Maintenance of intact, healthy skin reduces the risk of transmission of pathogenic organisms and the risk of occupationally related skin disease. Understanding the key components of an effective hand-care plan and implementing a therapeutic regime are fundamental components of any patient and employee safety program.

Hand washing and hand antisepsis

When hands are visibly dirty or contaminated or visibly soiled with blood or other body fluids, wash with water and either a non-antimicrobial soap or an antimicrobial soap.

1. When washing hands with soap and water:

- Wet hands first with water

- Apply the amount of product recommended by the manufacturer to hands

- Rub hands together vigorously for at least 15 seconds covering all surfaces of the hands and fingers.

2. Rinse hands thoroughly to remove all residual soap.

3. Dry hands with disposable single-use towels ensuring that the all skin and spaces between fingers are thoroughly dry without excessive friction

4. If hands are not visibly soiled, use an alcohol-based hand gel/foam for routinely decontaminating hands.

Concerns

Frequent and repeated use of hand hygiene products can compromise the skin barrier function and cause contact dermatitis.

Alcohol-based products may cause dryness and irritation of the skin.

Recommendations:

Select hand hygiene products with low irritancy potential.  GoJo Soap and Purrell Sanitiser are recommended by us.

Perform hand hygiene before glove donning and after glove removal.

Follow manufacturer’s recommendations for appropriate use of all products.

Dermal hydration and moisturisation

Preventing dry skin and reducing the risk of dermal irritation and contact dermatitis should be the goal of every health-care employer and employee.

Skin moisturisers are used to help prevent skin from becoming dry and to restore dry skin to its normal condition.

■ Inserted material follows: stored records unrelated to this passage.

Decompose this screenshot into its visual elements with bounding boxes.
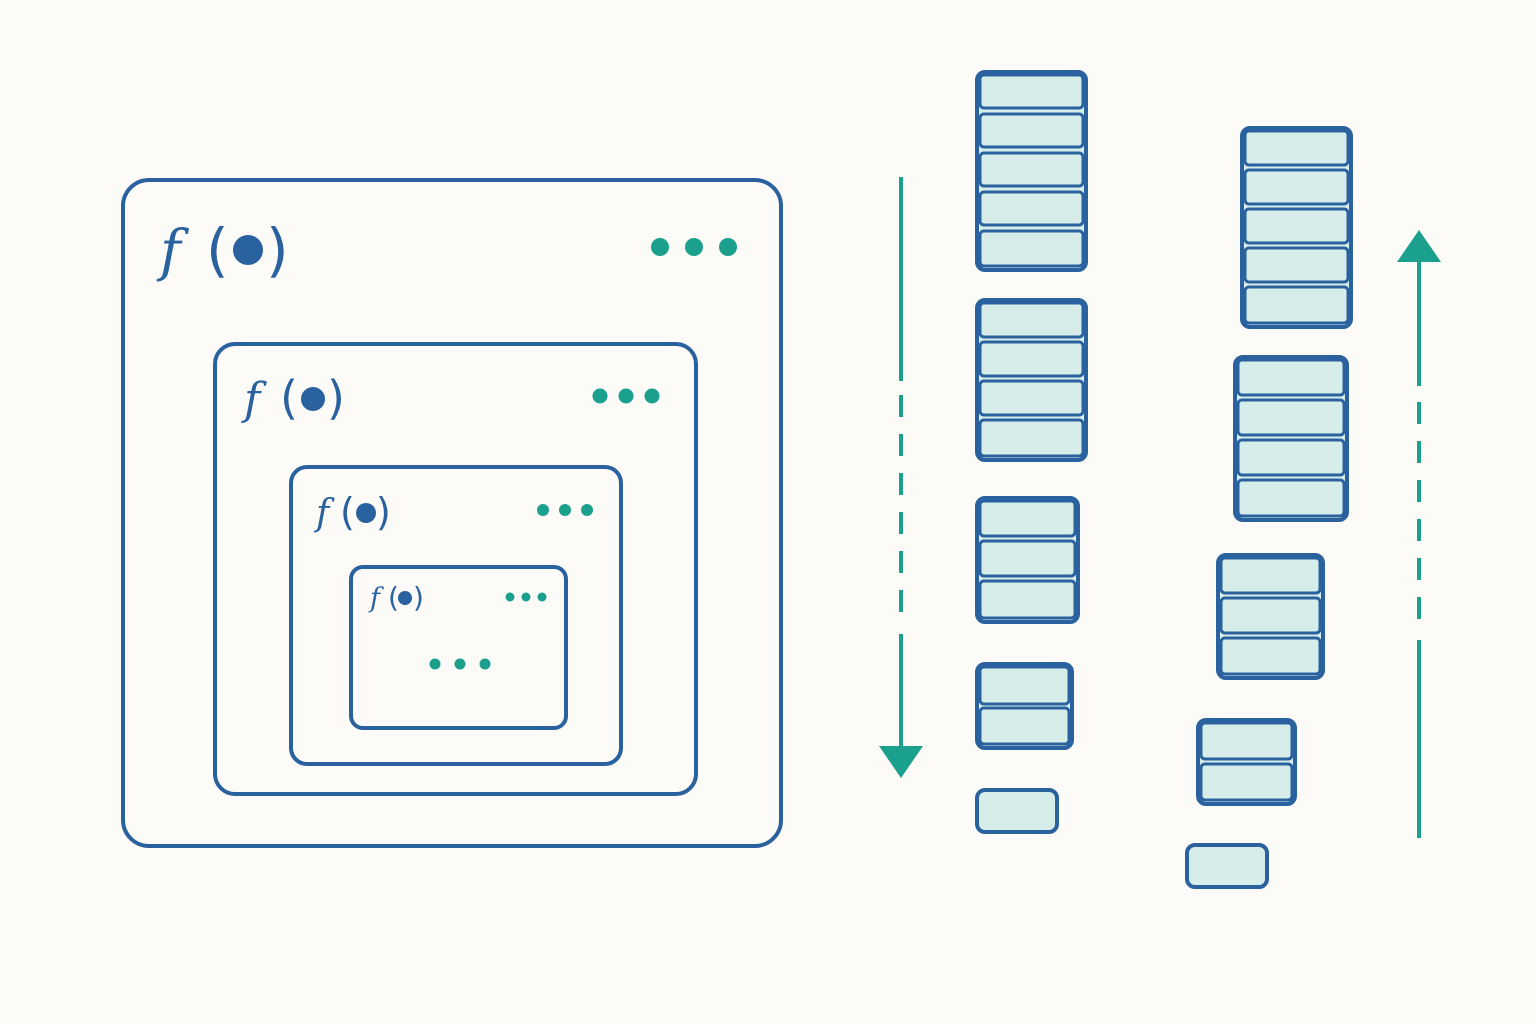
ascending-stacks <box>1185 126 1353 889</box>
stack <box>975 496 1080 624</box>
stack-cell <box>1243 207 1350 245</box>
stack-cell <box>978 379 1085 417</box>
stack <box>1240 126 1353 329</box>
stack-cell <box>1243 129 1350 167</box>
frame-level-3: f ( ) <box>289 465 623 766</box>
open-paren: ( <box>340 490 355 534</box>
stack-cell <box>978 579 1077 620</box>
function-label-level-3: f ( ) <box>313 490 391 534</box>
function-label-level-4: f ( ) <box>368 581 424 614</box>
frame-level-3-border <box>289 465 623 766</box>
stack-cell <box>1219 556 1322 595</box>
ellipsis-icon <box>505 592 547 602</box>
stack-cell <box>978 190 1085 227</box>
frame-level-4-border <box>349 565 568 730</box>
function-letter: f <box>313 493 335 534</box>
stack-cell <box>1219 596 1322 635</box>
function-letter: f <box>368 583 384 614</box>
argument-dot-icon <box>398 591 412 605</box>
stack <box>1233 355 1349 522</box>
stack-cell <box>1199 721 1294 761</box>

The HSE (2007) recommends that health-care workers be provided with products that will minimise the occurrence of irritant dermatitis associated with hand antisepsis or hand washing.  GoJo Hand Medic is recommended by us.

Appropriate glove usage

Some individuals may experience a dermal reaction in response to either the chemicals in the formulation of natural rubber or synthetic gloves or to the protein allergens in natural rubber latex gloves.

Concerns

Repeated donning and removal of multiple pairs of gloves may cause a friction related irritation across the dorsum of the hands.

Prolonged wear may result in skin occlusion and either dryness or maceration.

Recommendations:

Select gloves with low irritancy potential.

Perform hand hygiene before glove donning and after glove removal.

Follow manufacturer’s recommendations for appropriate use of all products.

In conclusion

Early intervention, good hand care and adherence to work place policy on glove use and infection control should reduce the incidence of occupational skin conditions.